Jumo! what is it good for? ….
Like many working in the aid and development business I eagerly signed up for an account on the new “Social Network for do-gooders” Jumo (oohh shiny).
While others have done a more thorough job than I can (see this article from SSIR or this from Amy Sample Ward for good analyses), and I’ve only had a week of experience, I can’t resist a quick critique.
While I like the idea of having a good tool for social networking among those working in the not-for-profit world, I have to say I am a little disappointed with what I’ve seen so far.
Here are a few things that I think they didn’t get right:
1. Making people create accounts via facebook. While I like facebook, I like to use it mainly for private purposes, and so am not happy about the back and forth of information between the two systems. Some people I know have two facebook profiles, one for private and another for work, but like many, I can’t be bothered to do this. Of course many people I know in the not for profit world don’t have a facebook account at all and don’t want to have to create one just to join Jumo (apparently it will be possible to join without having to join facebook first at some point in the future).
2. Bugs – there were a lot of problems on the first day, but even now, a lot of things don’t seem to work properly. When I follow someone it doesn’t seem to work consistently, and even when it is noted on my profile page, it still says I’m only following one person by my avatar. If I look at other people, then it’s clear their follower followee details are incorrect. Notifications seems haphazard. I also don’t like that it only shows you a handful of the followers of any individual or organization. It often discover potential contacts by looking at someone else’s follow lists, but it doesn’t seem you can do this here.
3. Functionality – there seems to be a lack of any really useful functionality that distinguishes it from other platforms.
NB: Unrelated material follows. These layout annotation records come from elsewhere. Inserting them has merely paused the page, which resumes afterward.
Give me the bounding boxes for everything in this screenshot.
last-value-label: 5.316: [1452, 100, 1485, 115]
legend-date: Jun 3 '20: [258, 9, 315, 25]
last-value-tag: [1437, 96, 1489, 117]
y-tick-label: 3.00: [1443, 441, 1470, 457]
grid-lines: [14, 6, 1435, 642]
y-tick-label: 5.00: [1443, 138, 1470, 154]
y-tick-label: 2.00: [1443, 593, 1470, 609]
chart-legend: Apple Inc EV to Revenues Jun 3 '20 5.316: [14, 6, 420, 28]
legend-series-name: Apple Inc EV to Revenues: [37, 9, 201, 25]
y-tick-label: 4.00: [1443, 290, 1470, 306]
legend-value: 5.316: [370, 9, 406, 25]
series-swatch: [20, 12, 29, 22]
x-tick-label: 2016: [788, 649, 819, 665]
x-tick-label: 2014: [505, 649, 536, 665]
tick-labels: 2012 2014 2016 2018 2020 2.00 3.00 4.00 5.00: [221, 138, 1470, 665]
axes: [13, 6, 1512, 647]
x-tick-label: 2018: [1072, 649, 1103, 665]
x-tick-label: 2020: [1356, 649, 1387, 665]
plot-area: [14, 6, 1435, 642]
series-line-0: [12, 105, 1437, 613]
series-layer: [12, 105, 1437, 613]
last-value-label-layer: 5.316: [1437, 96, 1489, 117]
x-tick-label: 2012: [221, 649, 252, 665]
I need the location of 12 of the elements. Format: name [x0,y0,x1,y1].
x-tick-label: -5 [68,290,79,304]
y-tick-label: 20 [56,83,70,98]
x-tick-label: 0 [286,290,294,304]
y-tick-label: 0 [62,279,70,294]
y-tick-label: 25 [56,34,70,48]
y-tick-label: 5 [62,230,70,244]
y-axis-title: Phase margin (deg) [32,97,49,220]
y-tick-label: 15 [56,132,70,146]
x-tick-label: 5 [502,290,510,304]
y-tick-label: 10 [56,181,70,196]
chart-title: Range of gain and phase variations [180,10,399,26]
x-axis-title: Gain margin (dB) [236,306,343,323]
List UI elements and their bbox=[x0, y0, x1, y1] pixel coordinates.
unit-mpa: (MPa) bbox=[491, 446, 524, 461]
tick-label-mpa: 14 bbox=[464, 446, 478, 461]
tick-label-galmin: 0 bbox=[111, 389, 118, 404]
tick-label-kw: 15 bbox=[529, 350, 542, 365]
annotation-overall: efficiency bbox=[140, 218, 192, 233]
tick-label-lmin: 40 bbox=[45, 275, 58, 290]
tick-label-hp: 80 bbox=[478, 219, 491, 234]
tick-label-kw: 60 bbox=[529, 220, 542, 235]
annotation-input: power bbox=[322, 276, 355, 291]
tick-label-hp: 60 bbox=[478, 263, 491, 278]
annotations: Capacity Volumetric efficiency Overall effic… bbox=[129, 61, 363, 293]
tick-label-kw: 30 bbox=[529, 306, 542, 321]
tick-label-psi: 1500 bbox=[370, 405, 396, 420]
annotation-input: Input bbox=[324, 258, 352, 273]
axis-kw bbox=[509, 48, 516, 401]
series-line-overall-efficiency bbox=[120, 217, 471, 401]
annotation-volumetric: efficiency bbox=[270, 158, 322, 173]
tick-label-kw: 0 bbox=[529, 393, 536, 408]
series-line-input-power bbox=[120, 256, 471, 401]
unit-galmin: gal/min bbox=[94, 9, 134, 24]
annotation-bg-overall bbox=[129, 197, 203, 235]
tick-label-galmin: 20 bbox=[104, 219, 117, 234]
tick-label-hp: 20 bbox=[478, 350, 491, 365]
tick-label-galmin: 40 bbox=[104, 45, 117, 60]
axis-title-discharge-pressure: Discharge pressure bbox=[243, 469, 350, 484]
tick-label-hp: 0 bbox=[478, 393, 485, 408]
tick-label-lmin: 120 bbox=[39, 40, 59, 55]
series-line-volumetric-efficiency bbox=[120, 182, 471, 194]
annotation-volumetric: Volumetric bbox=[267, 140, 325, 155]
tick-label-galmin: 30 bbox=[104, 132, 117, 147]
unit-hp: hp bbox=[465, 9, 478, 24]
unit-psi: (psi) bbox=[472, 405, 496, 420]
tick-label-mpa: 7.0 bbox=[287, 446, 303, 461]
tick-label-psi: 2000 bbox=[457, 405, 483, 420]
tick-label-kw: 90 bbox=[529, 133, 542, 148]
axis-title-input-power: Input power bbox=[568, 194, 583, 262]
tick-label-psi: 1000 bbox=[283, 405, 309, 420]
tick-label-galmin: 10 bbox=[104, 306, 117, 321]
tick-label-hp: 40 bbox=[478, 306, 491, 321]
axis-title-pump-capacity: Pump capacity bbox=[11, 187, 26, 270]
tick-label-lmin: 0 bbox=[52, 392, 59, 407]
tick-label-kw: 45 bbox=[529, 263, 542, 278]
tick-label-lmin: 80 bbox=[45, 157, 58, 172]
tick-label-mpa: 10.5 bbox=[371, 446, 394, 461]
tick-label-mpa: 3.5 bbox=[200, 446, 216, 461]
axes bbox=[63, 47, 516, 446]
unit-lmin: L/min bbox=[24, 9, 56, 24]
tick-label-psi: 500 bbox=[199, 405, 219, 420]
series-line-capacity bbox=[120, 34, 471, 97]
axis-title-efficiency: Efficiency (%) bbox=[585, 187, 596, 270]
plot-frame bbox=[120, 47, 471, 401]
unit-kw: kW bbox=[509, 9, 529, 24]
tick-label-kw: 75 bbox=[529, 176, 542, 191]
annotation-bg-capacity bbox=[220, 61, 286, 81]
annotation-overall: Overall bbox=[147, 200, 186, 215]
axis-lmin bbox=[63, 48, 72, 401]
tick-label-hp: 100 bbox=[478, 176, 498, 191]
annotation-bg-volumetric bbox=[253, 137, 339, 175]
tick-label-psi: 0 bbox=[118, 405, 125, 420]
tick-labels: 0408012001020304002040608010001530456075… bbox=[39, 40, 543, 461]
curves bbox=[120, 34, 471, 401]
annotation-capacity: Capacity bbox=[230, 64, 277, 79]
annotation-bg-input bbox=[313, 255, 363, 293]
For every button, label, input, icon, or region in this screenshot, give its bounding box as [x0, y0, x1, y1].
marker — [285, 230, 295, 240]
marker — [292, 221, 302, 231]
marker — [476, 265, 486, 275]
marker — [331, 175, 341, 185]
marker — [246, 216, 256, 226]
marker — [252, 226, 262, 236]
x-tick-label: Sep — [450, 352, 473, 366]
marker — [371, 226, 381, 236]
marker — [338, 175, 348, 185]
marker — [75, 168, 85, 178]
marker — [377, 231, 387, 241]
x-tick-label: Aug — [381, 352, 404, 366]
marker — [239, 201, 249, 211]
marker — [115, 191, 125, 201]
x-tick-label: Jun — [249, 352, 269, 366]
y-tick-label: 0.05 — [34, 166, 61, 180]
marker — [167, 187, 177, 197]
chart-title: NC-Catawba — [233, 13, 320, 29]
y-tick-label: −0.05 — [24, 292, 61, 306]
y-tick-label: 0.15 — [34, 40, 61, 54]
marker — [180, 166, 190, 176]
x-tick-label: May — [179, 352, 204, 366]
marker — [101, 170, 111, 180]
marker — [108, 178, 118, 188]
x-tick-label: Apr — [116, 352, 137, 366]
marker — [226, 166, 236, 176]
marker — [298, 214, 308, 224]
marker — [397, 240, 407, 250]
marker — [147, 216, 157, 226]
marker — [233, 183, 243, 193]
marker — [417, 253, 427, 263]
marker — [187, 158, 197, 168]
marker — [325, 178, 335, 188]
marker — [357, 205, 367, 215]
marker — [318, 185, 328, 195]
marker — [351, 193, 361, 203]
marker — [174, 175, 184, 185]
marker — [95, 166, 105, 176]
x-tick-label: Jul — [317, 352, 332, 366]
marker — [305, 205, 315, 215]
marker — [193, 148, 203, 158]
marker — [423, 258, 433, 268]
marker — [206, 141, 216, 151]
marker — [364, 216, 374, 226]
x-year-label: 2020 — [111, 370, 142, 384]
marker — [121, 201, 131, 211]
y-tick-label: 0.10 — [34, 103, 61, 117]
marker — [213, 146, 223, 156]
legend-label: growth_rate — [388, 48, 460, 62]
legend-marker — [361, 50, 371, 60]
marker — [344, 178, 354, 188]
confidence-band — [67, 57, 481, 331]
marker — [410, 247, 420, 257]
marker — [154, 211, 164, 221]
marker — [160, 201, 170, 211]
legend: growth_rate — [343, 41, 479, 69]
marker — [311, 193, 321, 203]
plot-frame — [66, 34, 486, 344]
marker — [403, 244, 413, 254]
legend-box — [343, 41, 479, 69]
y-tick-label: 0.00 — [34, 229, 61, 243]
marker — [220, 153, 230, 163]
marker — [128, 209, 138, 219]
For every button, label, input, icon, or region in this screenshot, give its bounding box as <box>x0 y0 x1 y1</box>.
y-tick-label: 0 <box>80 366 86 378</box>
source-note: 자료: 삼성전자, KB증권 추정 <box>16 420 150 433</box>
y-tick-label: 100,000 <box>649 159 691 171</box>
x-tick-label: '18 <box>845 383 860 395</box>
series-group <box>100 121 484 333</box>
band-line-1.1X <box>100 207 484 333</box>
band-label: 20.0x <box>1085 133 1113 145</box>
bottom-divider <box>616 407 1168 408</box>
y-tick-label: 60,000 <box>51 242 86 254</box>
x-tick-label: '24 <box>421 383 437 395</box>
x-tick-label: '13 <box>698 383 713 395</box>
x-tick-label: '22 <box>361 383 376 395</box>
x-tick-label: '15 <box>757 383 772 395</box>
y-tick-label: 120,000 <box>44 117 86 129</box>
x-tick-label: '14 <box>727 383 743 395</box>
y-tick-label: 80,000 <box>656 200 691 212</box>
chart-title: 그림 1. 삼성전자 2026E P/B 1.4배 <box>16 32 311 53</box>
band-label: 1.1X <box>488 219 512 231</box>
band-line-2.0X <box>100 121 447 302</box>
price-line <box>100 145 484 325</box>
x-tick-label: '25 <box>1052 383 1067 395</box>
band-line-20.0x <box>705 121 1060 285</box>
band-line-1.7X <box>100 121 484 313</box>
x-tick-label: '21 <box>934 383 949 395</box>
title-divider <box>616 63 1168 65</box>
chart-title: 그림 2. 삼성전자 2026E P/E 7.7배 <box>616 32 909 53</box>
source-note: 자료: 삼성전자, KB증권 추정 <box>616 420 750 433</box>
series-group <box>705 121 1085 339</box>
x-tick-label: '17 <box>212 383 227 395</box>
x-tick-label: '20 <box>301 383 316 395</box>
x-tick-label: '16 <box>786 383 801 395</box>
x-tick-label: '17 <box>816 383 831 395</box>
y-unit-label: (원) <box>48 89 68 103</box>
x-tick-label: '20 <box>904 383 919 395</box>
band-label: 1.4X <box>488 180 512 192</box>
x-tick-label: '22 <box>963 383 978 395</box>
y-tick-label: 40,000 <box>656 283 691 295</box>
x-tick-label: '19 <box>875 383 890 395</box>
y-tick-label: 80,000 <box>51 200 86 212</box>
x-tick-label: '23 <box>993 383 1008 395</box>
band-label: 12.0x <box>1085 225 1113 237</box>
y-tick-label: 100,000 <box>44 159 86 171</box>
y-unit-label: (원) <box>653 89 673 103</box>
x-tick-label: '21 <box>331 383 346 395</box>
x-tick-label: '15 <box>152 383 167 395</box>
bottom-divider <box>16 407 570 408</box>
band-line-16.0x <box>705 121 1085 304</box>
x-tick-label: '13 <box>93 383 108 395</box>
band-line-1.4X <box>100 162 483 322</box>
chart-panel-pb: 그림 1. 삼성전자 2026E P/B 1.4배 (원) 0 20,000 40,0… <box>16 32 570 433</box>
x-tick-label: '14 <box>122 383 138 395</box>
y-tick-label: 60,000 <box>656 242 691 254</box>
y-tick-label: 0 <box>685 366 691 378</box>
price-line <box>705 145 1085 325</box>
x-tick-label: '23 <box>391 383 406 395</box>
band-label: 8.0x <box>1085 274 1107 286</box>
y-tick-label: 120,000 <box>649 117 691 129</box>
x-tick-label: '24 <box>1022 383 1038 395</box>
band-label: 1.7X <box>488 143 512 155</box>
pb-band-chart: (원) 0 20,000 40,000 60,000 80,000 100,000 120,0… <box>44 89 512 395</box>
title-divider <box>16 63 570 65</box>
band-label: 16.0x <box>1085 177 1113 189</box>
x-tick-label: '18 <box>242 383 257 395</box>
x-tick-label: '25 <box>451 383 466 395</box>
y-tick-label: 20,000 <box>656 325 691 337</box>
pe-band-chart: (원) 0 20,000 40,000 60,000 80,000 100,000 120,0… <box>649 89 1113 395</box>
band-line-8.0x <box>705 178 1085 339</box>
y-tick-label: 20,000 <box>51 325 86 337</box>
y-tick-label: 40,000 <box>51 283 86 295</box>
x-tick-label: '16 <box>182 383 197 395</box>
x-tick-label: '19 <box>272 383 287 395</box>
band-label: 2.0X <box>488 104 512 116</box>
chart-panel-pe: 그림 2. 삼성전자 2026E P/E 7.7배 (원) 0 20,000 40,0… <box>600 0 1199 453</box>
An obvious question is why create a new platform at all, couldn’t we all just use facebook, twitter or something else that already exists? Maybe the advantage is that all the extraneous things from Facebook are stripped out (no farmville, or mafia wars), but also some of the useful functionality from other tools is also missing such as discussion boards, message threading, photo/video sharing. I also wonder whether it might have been good to have specific functionality relevant to the sector such as appeals, volunteering opportunities, vacancy announcements and maybe even ratings?
4. The network effect – One big element of any platform such as this is that there needs to be a sufficient network of people who are actively using the tool for the connections it facilitates to be useful. Right now, despite a lot of sign ups by the curious and a few names, I don’t see there being enough momentum. This isn’t helped by the lack of accurate visualization of people’s networks, so as to be able to make use of them.
5. Purpose – perhaps most importantly it’s not clear to me what Juno is for. Is it for fundraising and building relationships with donors? or is it for networking among those working on or concerned about not for profit issues? Right now it seems a bit of both but not fully either – and I’m not sure if the two are fully compatible. If it is for fundraising then it would need a much broader base of users from the general public – although its not clear why people would prefer to donate here rather than elsewhere except possibly because if they are successful you can find all organizations you might wish to donate to in one place. In this case think I’d want to find a lot more information about people to donate to than is currently being offered up on the site though (including user feedback).
If it is for networking among individuals and organizations involved in social good, then the donation aspect would need to be dialed down, and the network would need to be configured as more a kind of meeting or market place where people can form groups and share information around common interests, and where people could easily find interesting conversations, projects and opportunities.
While it’s early days, and many of the issues above could be fixed (especially given the strong backing Jumo has), first impressions count for a lot in the current crowded landscape. While Jumo may yet take off and become an indispensable tool for not-for-profits – unfortunately right now I’m not seeing a lot of added value.